The glasses (which is a ridiculous word for cardboard and plastic constructions) were so dark that they made it impossible to see anything except the sun peeking out from behind the moon, so it made taking them off to look at anything else, and then putting them back on to look at the eclipse, forcing us to move between two entirely different worlds.
The whole effect — the blackness with the thin orange Cheshire Cat quarter-smile — was very Halloween.
And, overwhelmingly, the way that for that hour or so the sun looked like the moon, a baby moon, was striking.
There are metaphors in all of this, although it seems more satisfying to leave them mysterious than actually to pin them down on the page.

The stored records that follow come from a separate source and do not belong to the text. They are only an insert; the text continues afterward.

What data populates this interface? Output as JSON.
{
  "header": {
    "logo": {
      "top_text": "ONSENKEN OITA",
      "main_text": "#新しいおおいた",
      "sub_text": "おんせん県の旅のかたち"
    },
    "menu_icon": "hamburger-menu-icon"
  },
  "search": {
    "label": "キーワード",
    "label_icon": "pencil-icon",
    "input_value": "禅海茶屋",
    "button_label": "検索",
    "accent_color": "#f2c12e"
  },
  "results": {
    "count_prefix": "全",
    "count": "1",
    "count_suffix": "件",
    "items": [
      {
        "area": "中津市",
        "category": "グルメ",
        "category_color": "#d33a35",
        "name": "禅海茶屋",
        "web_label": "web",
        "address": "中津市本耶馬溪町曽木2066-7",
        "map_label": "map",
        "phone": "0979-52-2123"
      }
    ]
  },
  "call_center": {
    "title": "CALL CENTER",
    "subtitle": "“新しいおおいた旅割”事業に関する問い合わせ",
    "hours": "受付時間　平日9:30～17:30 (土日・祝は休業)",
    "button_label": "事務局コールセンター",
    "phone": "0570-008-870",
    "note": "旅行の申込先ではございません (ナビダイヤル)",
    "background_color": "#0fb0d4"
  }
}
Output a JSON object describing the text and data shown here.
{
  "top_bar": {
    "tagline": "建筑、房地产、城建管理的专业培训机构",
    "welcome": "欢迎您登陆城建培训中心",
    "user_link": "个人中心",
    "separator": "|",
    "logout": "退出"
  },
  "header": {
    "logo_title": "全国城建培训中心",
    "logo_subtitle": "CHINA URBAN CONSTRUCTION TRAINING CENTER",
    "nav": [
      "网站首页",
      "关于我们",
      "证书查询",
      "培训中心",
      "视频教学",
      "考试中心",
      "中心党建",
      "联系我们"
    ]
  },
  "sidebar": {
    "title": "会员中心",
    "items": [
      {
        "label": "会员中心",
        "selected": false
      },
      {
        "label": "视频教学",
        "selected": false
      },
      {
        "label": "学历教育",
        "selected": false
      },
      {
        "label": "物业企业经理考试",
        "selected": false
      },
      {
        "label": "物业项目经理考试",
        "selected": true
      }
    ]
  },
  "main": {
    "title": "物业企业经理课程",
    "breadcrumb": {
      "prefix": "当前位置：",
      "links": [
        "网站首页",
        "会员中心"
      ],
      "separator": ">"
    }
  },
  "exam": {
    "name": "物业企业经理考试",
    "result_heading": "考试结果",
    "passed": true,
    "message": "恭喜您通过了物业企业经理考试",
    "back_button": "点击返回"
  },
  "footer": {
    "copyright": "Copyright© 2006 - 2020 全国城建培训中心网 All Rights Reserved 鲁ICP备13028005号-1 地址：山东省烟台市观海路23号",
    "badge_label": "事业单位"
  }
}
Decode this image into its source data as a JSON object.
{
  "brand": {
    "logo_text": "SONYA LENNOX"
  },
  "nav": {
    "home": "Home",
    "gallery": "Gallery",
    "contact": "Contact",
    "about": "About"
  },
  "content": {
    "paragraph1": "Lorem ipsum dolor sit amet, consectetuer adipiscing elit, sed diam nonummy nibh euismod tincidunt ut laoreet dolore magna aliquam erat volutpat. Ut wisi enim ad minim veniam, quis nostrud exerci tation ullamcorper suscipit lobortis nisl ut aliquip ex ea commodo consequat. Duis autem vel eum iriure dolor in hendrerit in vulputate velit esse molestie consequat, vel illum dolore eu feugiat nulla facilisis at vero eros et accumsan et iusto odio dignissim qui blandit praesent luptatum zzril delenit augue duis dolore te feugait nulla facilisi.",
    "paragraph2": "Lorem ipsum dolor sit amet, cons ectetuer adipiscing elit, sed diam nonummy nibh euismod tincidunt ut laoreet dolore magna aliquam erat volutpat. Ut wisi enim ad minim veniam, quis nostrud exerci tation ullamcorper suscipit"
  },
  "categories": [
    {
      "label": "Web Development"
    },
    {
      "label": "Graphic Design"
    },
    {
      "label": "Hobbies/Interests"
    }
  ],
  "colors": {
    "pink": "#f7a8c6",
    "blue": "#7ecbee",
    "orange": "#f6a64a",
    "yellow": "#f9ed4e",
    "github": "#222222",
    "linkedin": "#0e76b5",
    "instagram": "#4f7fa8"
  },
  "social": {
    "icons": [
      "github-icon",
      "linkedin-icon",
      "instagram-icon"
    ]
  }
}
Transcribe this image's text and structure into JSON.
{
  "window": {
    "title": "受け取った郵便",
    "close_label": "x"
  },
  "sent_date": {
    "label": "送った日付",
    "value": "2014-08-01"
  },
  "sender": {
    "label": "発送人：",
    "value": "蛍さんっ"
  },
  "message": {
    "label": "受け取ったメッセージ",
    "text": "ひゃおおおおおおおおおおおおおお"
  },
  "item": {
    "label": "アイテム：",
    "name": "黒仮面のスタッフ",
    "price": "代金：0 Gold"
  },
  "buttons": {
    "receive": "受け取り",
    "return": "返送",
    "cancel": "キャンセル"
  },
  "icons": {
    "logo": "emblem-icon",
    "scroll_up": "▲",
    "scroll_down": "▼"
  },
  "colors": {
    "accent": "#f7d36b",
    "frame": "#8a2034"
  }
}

My sister saw the partial eclipse with the rest of the teaching staff at the Staten Island public school where she works. It was wonderful, she said; everybody was doing the same thing, and everybody was amazed by it.
Everyone has an earthquake story, and everyone has an eclipse story. We come together to tell them.
At least we won’t get the next predicted plague, the cicadas. Until next year, that is. And who knows what will happen between then and now?